Valemos nós, as nossas preocupações, interesses, medos, prioridades, tornamo-nos o centro, prevalecendo as nossas convicções, ideias, desejos. Obviamente, fazendo parte da nossa natureza tão humana, os nossos desejos facilmente se tornam caprichos, e o que é defensável e saudável, rapidamente assume contornos de egoísmo, de prepotência, de soberba. Se os nossos interesses são satisfeitos, ainda que momentaneamente, então o mundo é bom, se não são, então há um problema, temos que ir à luta e afastar todos os que se opõem à satisfação dos nossos desejos.
Esta é a história de Adão e Eva. Num dizer muitas vezes sublinhado pelo nosso Bispo, D. António, o pecado original (ou originante) não está na recolha do fruto da árvore, mas no roubo, pela calada da noite, à revelia da fraternidade, arrebanhando o fruto só para si. Um pouco como os doutores da Lei, escribas e fariseus, fazem a lei para os outros, obrigam os demais a cumprir o que eles não tencionam, sequer, tentar. Adão e Eva recolhem o fruto que deveria ser para usufruto de todos e não apenas dos dois ou da família, entendida em sentido restrito.
Adão e Eva estariam nus? Sim, mas já antes estavam! Se recuarmos, vestir-nos e tapar as partes do corpo que consideramos púdicas, faz parte da evolução cultural. Nem sempre foi assim. Na atualidade ainda existem pequenas tribos ainda mantém grande frugalidade no vestir! Contudo não é a nudez que nos envergonha diante de Deus! Ele assim nos cruo! O que nos envergonha é o que escondemos. Adão e Eva escondem o roubo e a usurpação! Deus criou o mundo e deu-no-lo para cuidarmos e para que todos tivessem o necessário para viver com alegria e dignidade. Entretanto, concluímos que era melhor “corrigir” a vontade de Deus e viver segundo as nossas regras e os nossos desejos. Como sublinha Pascal, quando não vivemos como pensamos, acabamos por pensar como vivemos.
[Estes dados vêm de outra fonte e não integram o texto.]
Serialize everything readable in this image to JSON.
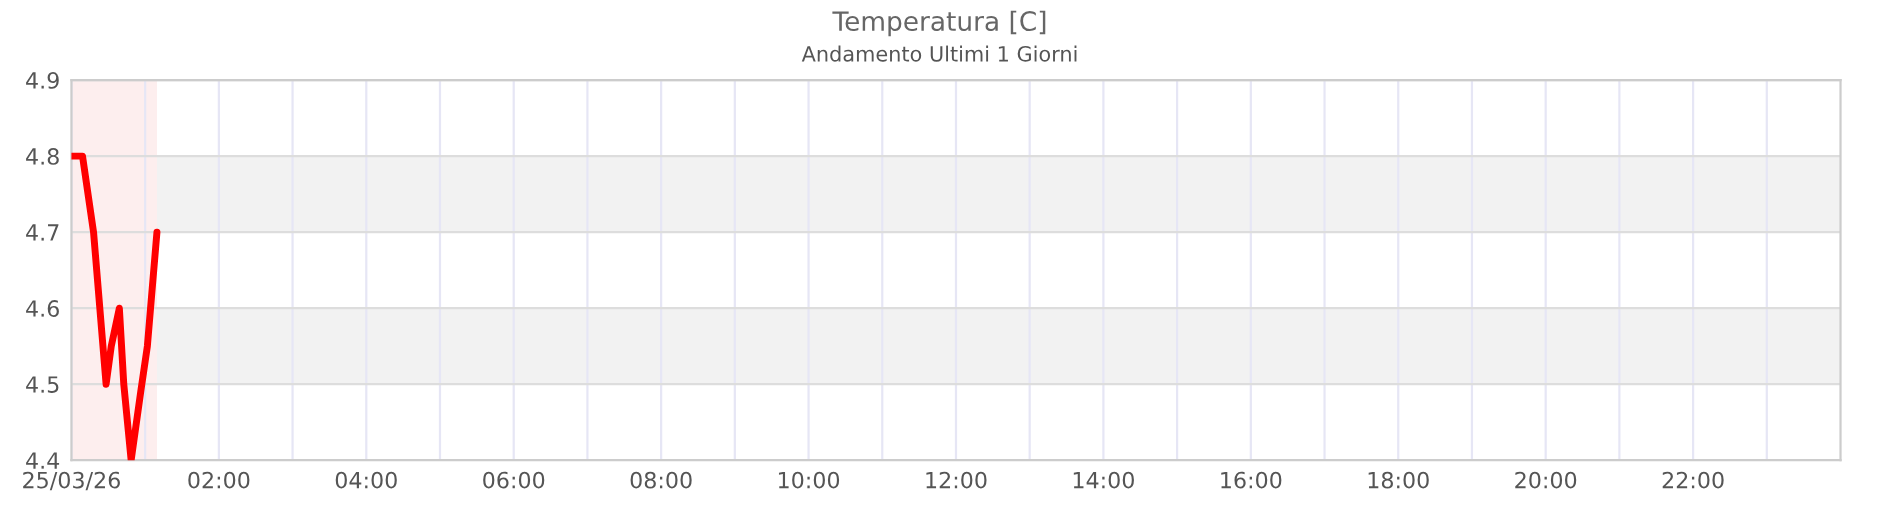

Antecipamos o futuro! A criação está ao serviço de uns poucos, deixando milhões a morrer à fome, gastamos hoje os recursos que ainda não temos, e que seriam para amanhã.
Em livro póstumo, “O que é o cristianismo”, Bento XVI, referindo-se à liturgia, em sentido restrito, e em geral à vida da Igreja, alerta-nos: “Se Deus já não é importante, deslocam-se os critérios para estabelecer o que é importante. O homem ao pôr Deus de lado, submete-se a construções que o deixam escravo de forças materiais e que se opõem, por isso, à sua dignidade”. Bento XVI desenvolve, dizendo que “a Igreja está em perigo quando o primado de Deus já não aparece na liturgia e, por isso, na vida. A causa mais profunda da crise que abalou a Igreja reside no obscurantismo da prioridade de Deus na liturgia”. Uma franja da filosofia colocou Deus como adversário do homem. Como não lembrar, por exemplo, Ludwig Feuerbach, para quem Deus não seria mais do que a projeção do homem. Ou como Nietzsche a decretar a morte de Deus para fazer emergir o super-homem. Lideranças que se substituíram à prioridade, prevalência e existência de Deus redundaram em ditaduras, criando déspotas que rapidamente foram endeusados, colocando a maioria em dinâmica escrava. Se matamos o Pai, se dispensamos Deus, em vez de filhos e em situação de igualdade, começamos a disputar o “vazio”, ocupando o lugar, nem que para isso seja necessário instrumentalizar, destruir ou matar o próximo. Se só Deus é Deus e O reconhecemos, então será possível reconhecer a nossa igualdade face a Ele e em relação uns aos outros, todos como filhos e, portanto, irmãos, no mesmo “patamar”, sem necessidade de nos sobrepormos uns aos outros já que o lugar está preenchido.
Pe. Manuel Gonçalves, in Voz de Lamego, Ano 93/44, n.º 4724, de 4 de outubro de 2023.